Johnson testified that he believes Ferguson, who died in 2002, probably abused numerous boys based on his interviews with Doe about the way the priest used his position in the church to entice and seduce Doe.
"He was very obviously a well-oiled machine," Johnson told Doe's lawyer, Thomas McNamara. "He had obviously done this many times before."
When Doe's therapist of four years, Susan McDuffy of Beacon Falls, testified, she became animated when McNamara directed her attention to testimony by a church psychiatrist who, McDuffy said, described Doe during a pretrial deposition "as being in love and infatuated" with Ferguson.
McDuffy appeared to disagree with the psychiatrist's suggestion in his deposition testimony that any emotional difficulty Doe experienced was the result of his being "outted" from a homosexual relationship.
Sitarz objected to McDuffy's characterization of the deposition, saying that the use of the word outted in the document was in the context of Doe having to testify in public as part of a priest abuse lawsuit.

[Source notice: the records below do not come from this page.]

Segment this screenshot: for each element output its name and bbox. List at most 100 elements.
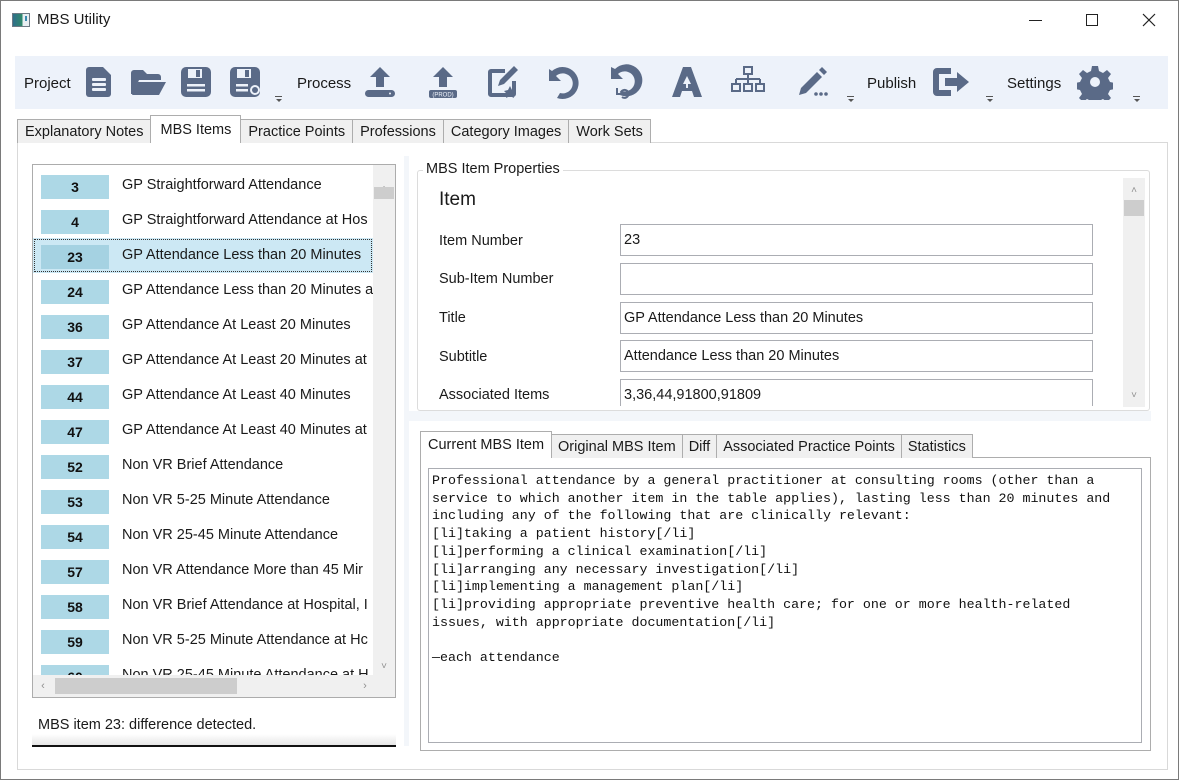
properties-scroll-thumb[interactable] [1124,200,1144,216]
detail-tabs: Current MBS Item Original MBS Item Diff … [420,431,973,458]
settings-button[interactable] [1075,64,1115,106]
export-icon [933,68,969,96]
upload-button[interactable] [362,64,398,100]
properties-scroll-down-icon[interactable]: ˅ [1123,385,1145,405]
upload-prod-button[interactable]: (PROD) [425,64,461,100]
hierarchy-button[interactable] [730,64,766,100]
list-vertical-scrollbar[interactable]: ˄ ˅ [373,165,395,676]
list-item[interactable]: 59 Non VR 5-25 Minute Attendance at Hc [33,623,373,658]
close-icon [1142,13,1156,27]
list-item[interactable]: 23 GP Attendance Less than 20 Minutes [33,238,373,273]
properties-scroll-area: Item Item Number Sub-Item Number Title S… [419,173,1122,406]
tab-statistics[interactable]: Statistics [900,434,973,458]
tab-work-sets[interactable]: Work Sets [568,119,651,143]
save-button[interactable] [178,64,214,100]
status-message: MBS item 23: difference detected. [38,717,257,733]
tab-practice-points[interactable]: Practice Points [240,119,354,143]
pen-more-button[interactable] [795,64,831,100]
save-as-button[interactable] [227,64,263,100]
scroll-corner [373,675,395,697]
list-item[interactable]: 36 GP Attendance At Least 20 Minutes [33,308,373,343]
list-item[interactable]: 58 Non VR Brief Attendance at Hospital, I [33,588,373,623]
properties-scrollbar[interactable]: ˄ ˅ [1123,178,1145,407]
item-number-badge: 23 [41,245,109,269]
project-group-label: Project [24,75,71,92]
item-title: GP Attendance Less than 20 Minutes a [122,282,374,298]
sub-item-number-field[interactable] [620,263,1093,295]
properties-scroll-up-icon[interactable]: ˄ [1123,180,1145,200]
list-item[interactable]: 24 GP Attendance Less than 20 Minutes a [33,273,373,308]
upload-icon [365,67,395,97]
undo-all-button[interactable] [607,64,643,100]
subtitle-field[interactable] [620,340,1093,372]
title-bar: MBS Utility [1,1,1178,39]
list-item[interactable]: 47 GP Attendance At Least 40 Minutes at [33,413,373,448]
list-item[interactable]: 52 Non VR Brief Attendance [33,448,373,483]
maximize-icon [1086,14,1098,26]
vertical-splitter[interactable] [404,156,409,746]
list-item[interactable]: 37 GP Attendance At Least 20 Minutes at [33,343,373,378]
list-item[interactable]: 44 GP Attendance At Least 40 Minutes [33,378,373,413]
maximize-button[interactable] [1063,1,1121,39]
item-number-badge: 44 [41,385,109,409]
title-field[interactable] [620,302,1093,334]
item-number-badge: 3 [41,175,109,199]
associated-items-field[interactable] [620,379,1093,406]
tab-associated-practice-points[interactable]: Associated Practice Points [716,434,902,458]
edit-button[interactable] [484,64,520,100]
list-item[interactable]: 4 GP Straightforward Attendance at Hos [33,203,373,238]
font-button[interactable] [669,64,705,100]
item-number-badge: 36 [41,315,109,339]
mbs-item-list[interactable]: 3 GP Straightforward Attendance 4 GP Straig… [32,164,396,698]
item-number-field[interactable] [620,224,1093,256]
item-title: GP Attendance At Least 40 Minutes at [122,422,367,438]
project-dropdown[interactable] [275,96,283,104]
item-number-badge: 57 [41,560,109,584]
publish-dropdown[interactable] [986,96,994,104]
item-title: Non VR Attendance More than 45 Mir [122,562,363,578]
item-title: Non VR 5-25 Minute Attendance at Hc [122,632,368,648]
scroll-right-icon[interactable]: › [355,675,375,697]
settings-dropdown[interactable] [1133,96,1141,104]
current-item-text-area[interactable]: Professional attendance by a general pra… [428,468,1142,743]
tab-original-mbs-item[interactable]: Original MBS Item [551,434,683,458]
list-item[interactable]: 3 GP Straightforward Attendance [33,168,373,203]
list-horizontal-scrollbar[interactable]: ‹ › [33,675,375,697]
new-document-button[interactable] [81,64,117,100]
open-folder-button[interactable] [128,64,168,100]
item-number-badge: 47 [41,420,109,444]
open-folder-icon [131,70,166,95]
list-vscroll-thumb[interactable] [374,187,394,199]
tab-mbs-items[interactable]: MBS Items [150,115,242,143]
list-item[interactable]: 54 Non VR 25-45 Minute Attendance [33,518,373,553]
item-number-badge: 52 [41,455,109,479]
item-title: GP Attendance Less than 20 Minutes [122,247,362,263]
minimize-button[interactable] [1006,1,1064,39]
process-dropdown[interactable] [847,96,855,104]
item-number-badge: 54 [41,525,109,549]
list-item[interactable]: 53 Non VR 5-25 Minute Attendance [33,483,373,518]
item-section-heading: Item [439,189,476,210]
tab-current-mbs-item[interactable]: Current MBS Item [420,431,553,458]
list-hscroll-thumb[interactable] [55,678,237,694]
scroll-left-icon[interactable]: ‹ [33,675,53,697]
undo-button[interactable] [545,64,581,100]
close-button[interactable] [1120,1,1178,39]
tab-explanatory-notes[interactable]: Explanatory Notes [17,119,152,143]
tab-category-images[interactable]: Category Images [442,119,570,143]
item-number-badge: 24 [41,280,109,304]
new-document-icon [86,67,111,97]
font-icon [672,67,702,97]
tab-professions[interactable]: Professions [352,119,444,143]
associated-items-label: Associated Items [439,387,550,403]
save-as-icon [230,67,260,97]
toolbar: Project Process (PROD) Publish Settings [15,56,1168,109]
export-button[interactable] [929,64,971,100]
list-item[interactable]: 57 Non VR Attendance More than 45 Mir [33,553,373,588]
minimize-icon [1028,19,1042,21]
item-title: GP Straightforward Attendance at Hos [122,212,368,228]
horizontal-splitter[interactable] [409,411,1151,421]
edit-icon [488,66,518,98]
tab-diff[interactable]: Diff [681,434,718,458]
scroll-down-icon[interactable]: ˅ [373,656,395,676]
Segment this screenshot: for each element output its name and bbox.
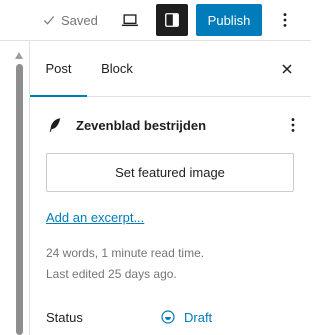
options-menu-button[interactable]: [270, 4, 300, 36]
sidebar-tabs: Post Block: [30, 41, 311, 97]
settings-toggle-button[interactable]: [156, 4, 188, 36]
tab-block-label: Block: [101, 61, 133, 76]
editor-header: Saved Publish: [0, 0, 311, 40]
word-count-text: 24 words, 1 minute read time.: [46, 246, 205, 260]
post-title: Zevenblad bestrijden: [76, 117, 207, 133]
post-summary-header: Zevenblad bestrijden: [46, 113, 301, 137]
check-icon: [43, 16, 55, 25]
saved-indicator: Saved: [42, 11, 98, 29]
editor-scrollbar[interactable]: [15, 52, 24, 335]
close-sidebar-button[interactable]: [275, 57, 299, 81]
more-vertical-icon: [291, 118, 295, 132]
sidebar-toggle-icon: [165, 13, 179, 27]
preview-button[interactable]: [114, 4, 146, 36]
tab-post[interactable]: Post: [30, 41, 87, 97]
scroll-up-arrow-icon[interactable]: [15, 52, 23, 59]
set-featured-image-button[interactable]: Set featured image: [46, 153, 294, 192]
more-vertical-icon: [283, 13, 287, 27]
last-edited-text: Last edited 25 days ago.: [46, 267, 177, 281]
scrollbar-thumb[interactable]: [16, 64, 23, 335]
saved-label: Saved: [61, 12, 98, 28]
post-actions-button[interactable]: [285, 113, 301, 137]
tab-post-label: Post: [45, 61, 72, 76]
settings-sidebar: Post Block Zevenblad bestrijden Set feat…: [29, 41, 311, 335]
publish-button[interactable]: Publish: [196, 4, 262, 36]
publish-label: Publish: [207, 12, 251, 28]
laptop-icon: [122, 14, 138, 27]
close-icon: [282, 64, 292, 74]
tab-block[interactable]: Block: [92, 41, 142, 96]
feather-icon: [49, 118, 61, 132]
draft-circle-icon: [161, 310, 175, 324]
add-excerpt-link[interactable]: Add an excerpt...: [46, 210, 144, 225]
status-label: Status: [46, 310, 83, 325]
featured-image-label: Set featured image: [115, 165, 225, 180]
status-value-label: Draft: [184, 309, 213, 325]
status-draft-button[interactable]: Draft: [160, 307, 212, 327]
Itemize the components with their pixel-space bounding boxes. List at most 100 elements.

McDuffy, watching the objection play out from her seat on the witness stand — and with no question to her pending — volunteered her view of the context in which the deposition remark was made.
"But I believe the words were also used — 'in love and infatuated,' " she said.
Superior Court Judge Kevin G. Dubay admonished McDuffy for speaking out of turn.
The psychiatrist was hired by the church to evaluate Doe prior to the trial. The psychiatrist wrote a report on his evaluation and later was questioned about the report during a deposition conducted by McNamara. Neither document was publically available Wednesday, and neither McNamara nor Sitarz would elaborate on them.
The psychiatrist may testify as a witness for the church later in the trial.
Any effect abuse may have had on Doe's mental health or his ability to earn a living could be a factor in a jury award.
Doe's suit contends that the archdiocese could have prevented his abuse if it had acted on an earlier abuse complaint against Ferguson by the mother of two boys in the Tariffville section of Simsbury.
During a March 1979 meeting with former Archbishop John F. Whealon, Ferguson admitted abusing the Tariffville boys. Doe's suit contends that the archbishop and others knew of Ferguson's pedophilia but kept it secret and failed to control the abusive priest.